Journal entry- One for the ambitious melancholics

I do not claim to know myself well enough but I think that I have always been a borderline workaholic. Productivity and a constant sense of accomplishment is my high in life and something that keeps me driven.

However, one common misconception that people have about workaholics is that we love work so much that we never get tired of it. That is most certainly untrue. Let me elaborate the mindset of a workaholic for you. The constant need for gratification keeps us working upon something or another during most hours of the day. It is true for every form of addiction that the more you get, the more you need. Same goes for us. We become obsessive perfectionists who are never satisfied with themselves and are more often than not craving for authentication of our work from sources that are not ourselves. Needless to say, this does not end well most of the times. And yes, we are human after all and we do get tired, but we cannot stop ourselves because no one else can match the delusional standards of perfection that we have set for ourselves so we have to do it on our own. This is the part where most of us break down.

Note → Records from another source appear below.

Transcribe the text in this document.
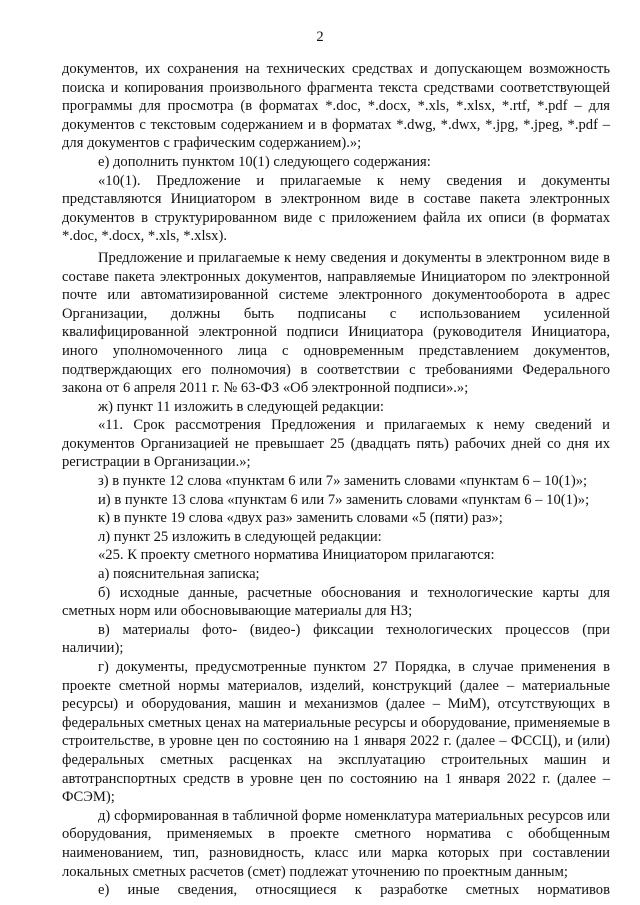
2

документов, их сохранения на технических средствах и допускающем возможность поиска и копирования произвольного фрагмента текста средствами соответствующей программы для просмотра (в форматах *.doc, *.docx, *.xls, *.xlsx, *.rtf, *.pdf – для документов с текстовым содержанием и в форматах *.dwg, *.dwx, *.jpg, *.jpeg, *.pdf – для документов с графическим содержанием).»;

е) дополнить пунктом 10(1) следующего содержания:

«10(1). Предложение и прилагаемые к нему сведения и документы представляются Инициатором в электронном виде в составе пакета электронных документов в структурированном виде с приложением файла их описи (в форматах *.doc, *.docx, *.xls, *.xlsx).

Предложение и прилагаемые к нему сведения и документы в электронном виде в составе пакета электронных документов, направляемые Инициатором по электронной почте или автоматизированной системе электронного документооборота в адрес Организации, должны быть подписаны с использованием усиленной квалифицированной электронной подписи Инициатора (руководителя Инициатора, иного уполномоченного лица с одновременным представлением документов, подтверждающих его полномочия) в соответствии с требованиями Федерального закона от 6 апреля 2011 г. № 63-ФЗ «Об электронной подписи».»;

ж) пункт 11 изложить в следующей редакции:

«11. Срок рассмотрения Предложения и прилагаемых к нему сведений и документов Организацией не превышает 25 (двадцать пять) рабочих дней со дня их регистрации в Организации.»;

з) в пункте 12 слова «пунктам 6 или 7» заменить словами «пунктам 6 – 10(1)»;

и) в пункте 13 слова «пунктам 6 или 7» заменить словами «пунктам 6 – 10(1)»;

к) в пункте 19 слова «двух раз» заменить словами «5 (пяти) раз»;

л) пункт 25 изложить в следующей редакции:

«25. К проекту сметного норматива Инициатором прилагаются:

а) пояснительная записка;

б) исходные данные, расчетные обоснования и технологические карты для сметных норм или обосновывающие материалы для НЗ;

в) материалы фото- (видео-) фиксации технологических процессов (при наличии);

г) документы, предусмотренные пунктом 27 Порядка, в случае применения в проекте сметной нормы материалов, изделий, конструкций (далее – материальные ресурсы) и оборудования, машин и механизмов (далее – МиМ), отсутствующих в федеральных сметных ценах на материальные ресурсы и оборудование, применяемые в строительстве, в уровне цен по состоянию на 1 января 2022 г. (далее – ФССЦ), и (или) федеральных сметных расценках на эксплуатацию строительных машин и автотранспортных средств в уровне цен по состоянию на 1 января 2022 г. (далее – ФСЭМ);

д) сформированная в табличной форме номенклатура материальных ресурсов или оборудования, применяемых в проекте сметного норматива с обобщенным наименованием, тип, разновидность, класс или марка которых при составлении локальных сметных расчетов (смет) подлежат уточнению по проектным данным;

е) иные сведения, относящиеся к разработке сметных нормативов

I realise this sounds like humble bragging. But this is what conspires within us over time as we get used to ‘working all the time’ for self satisfaction.

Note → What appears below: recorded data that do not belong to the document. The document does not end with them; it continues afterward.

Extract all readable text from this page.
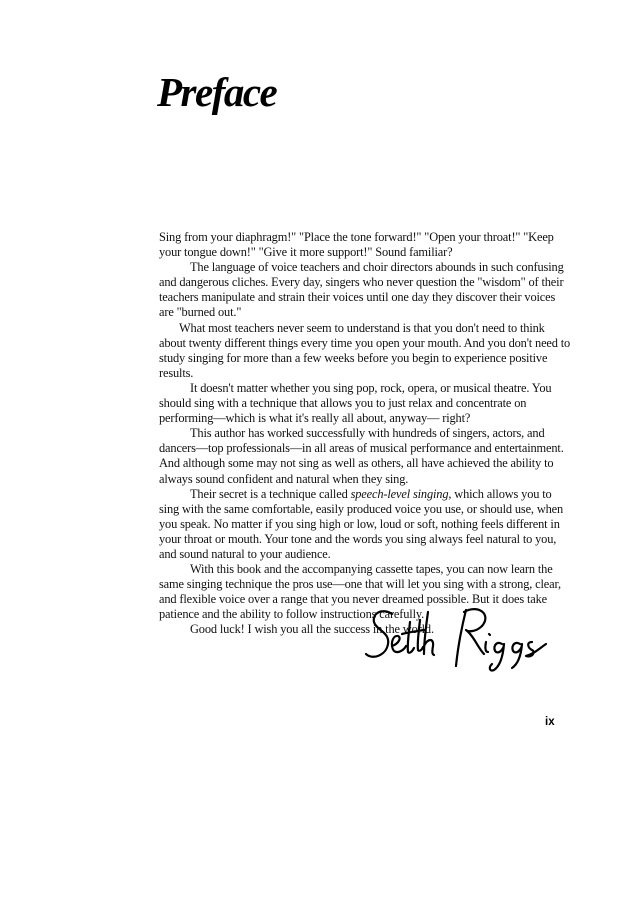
Preface

Sing from your diaphragm!" "Place the tone forward!" "Open your throat!" "Keep your tongue down!" "Give it more support!" Sound familiar?

The language of voice teachers and choir directors abounds in such confusing and dangerous cliches. Every day, singers who never question the "wisdom" of their teachers manipulate and strain their voices until one day they discover their voices are "burned out."

What most teachers never seem to understand is that you don't need to think about twenty different things every time you open your mouth. And you don't need to study singing for more than a few weeks before you begin to experience positive results.

It doesn't matter whether you sing pop, rock, opera, or musical theatre. You should sing with a technique that allows you to just relax and concentrate on performing—which is what it's really all about, anyway— right?

This author has worked successfully with hundreds of singers, actors, and dancers—top professionals—in all areas of musical performance and entertainment. And although some may not sing as well as others, all have achieved the ability to always sound confident and natural when they sing.

Their secret is a technique called speech-level singing, which allows you to sing with the same comfortable, easily produced voice you use, or should use, when you speak. No matter if you sing high or low, loud or soft, nothing feels different in your throat or mouth. Your tone and the words you sing always feel natural to you, and sound natural to your audience.

With this book and the accompanying cassette tapes, you can now learn the same singing technique the pros use—one that will let you sing with a strong, clear, and flexible voice over a range that you never dreamed possible. But it does take patience and the ability to follow instructions carefully.

Good luck! I wish you all the success in the world.

ix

I do not say that being a workaholic is a bad thing. The sense of accomplishment that we get from completing things is something worth fighting for every day. Of course, as the addiction grows, we aim for bigger things in life and that’s not something motivational speakers and philosophers might complain about. But in retrospect I can’t help but wonder what happens of people who are not as intent in life as us. There are plenty of people who believe that working hard or even working smart for that matter is not something that they are designed for. Slacking through life and leading an easy, unambitious life is a conscious choice they make. More to my envious dismay, they lead a good enough life and die peacefully without having gone through the mental complexities that the ones living more intently under incessant self-scrutiny have to go through.

I don’t know why some of us choose the difficult path to gratification in life. At the end, the ambitious and the unambitious ones are buried in the same grave. The only difference is that the ambitious ones have reached theirs’ harbouring a lifetime of anxiety, fear of failure, mental health issues and what not. Sure, we have also had our share of  accomplishments and arguably elevated sense of happy moments; but God knows we have paid the price through constant social scrutiny and the drive to live up to everyone’s expectations. Sigh.